Some suffer in the darkness of uncertainty for the future, for family, and for friends they love.
Some suffer in the darkness of death at the loss of ones they loved so much just wanting a glimpse of how they will live on without them.
The darkness challenges us, causes us to doubt, and makes us afraid.
If the devil is in the details, He is most certainly in the darkness.
These days I am less and less inclined to be out in the dark.
In my younger days I was more a creature of the night. Long walks, and long talks; out with friends long after we should have been in at a reasonable hour.
I loved the night life, streetlight people, and big city lights! Whether it was in Omaha, Denver, or St. Louis, I just could not get enough of the night!
Until I realized, I shouldn’t be out that late, because little good can be accomplished in the dark.
It’s getting harder for me to drive, because it’s harder for me to see, and harder for me to justify any reasonable motivation to be out so late.
So I’d rather get to bed and dream of the light!
God wants us to dream about that light, but it’s not just any light, it’s a very special Epiphany light that shines through any darkness we might encounter.
If it is the chaos of a world lost in darkness without form and void, God gives us the light of His Word to stand firmly on when all else is confusion and hypocrisy.
If it is those quiet times when God does not seem to be revealing Himself in ways that seem obvious, the beacon of the sacraments beckons us with the concrete presence of God forgiving us and strengthening our feeble faith.
If it feels like the whole world is crucifying our Christ all over again, and it seems like another period of darkness when the Son no longer seems to be there; Isaiah shows us once again, the brightness of Christ is in His Resurrection, which is always without end.
Then Isaiah reminds us of the Magi who came bearing gifts of Gold and Frankincense to the King of the Universe who would be the light of the world!
And Isaiah prophesies an eternal city with “…its temple…the Lord God almighty and the lamb. And the city has no need of sun or moon to shine on it, for the glory of God gives it light, and its lamp is the Lamb.
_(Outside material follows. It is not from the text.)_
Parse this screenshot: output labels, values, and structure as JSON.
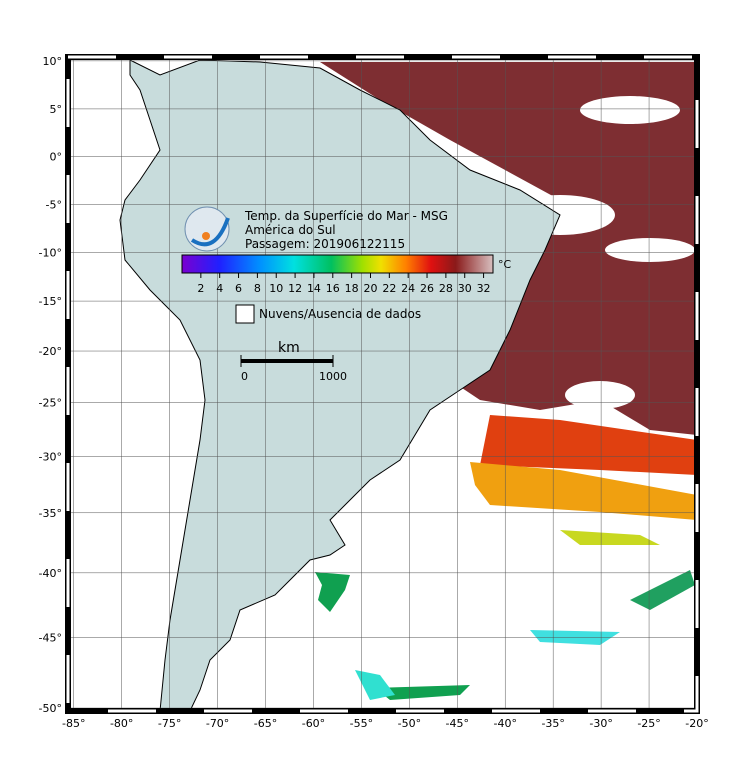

By its light will the nations walk, and the kings of the earth will bring their glory into it, and its gates will never be shut by day-and there will be no night there.” (Revelation 21:23-25)
For there is no such thing as darkness only the absence of light and the light is Jesus!
Well my mother and father’s night came to a close that faithful night on the drive from Minneapolis to the Black Hills of South Dakota.
And driving up to that majestic monument was so much more than my parents could possibly describe for us, with the light of day shining, on the face of those magnificent men!
So will that final day be for us. For even though we live in, through, and sometimes even oppressed by these dark days; the light of Christ’s eternal living will shine in a way that we could never comprehend now, but can have absolute hope for; that through the darkness there will be light.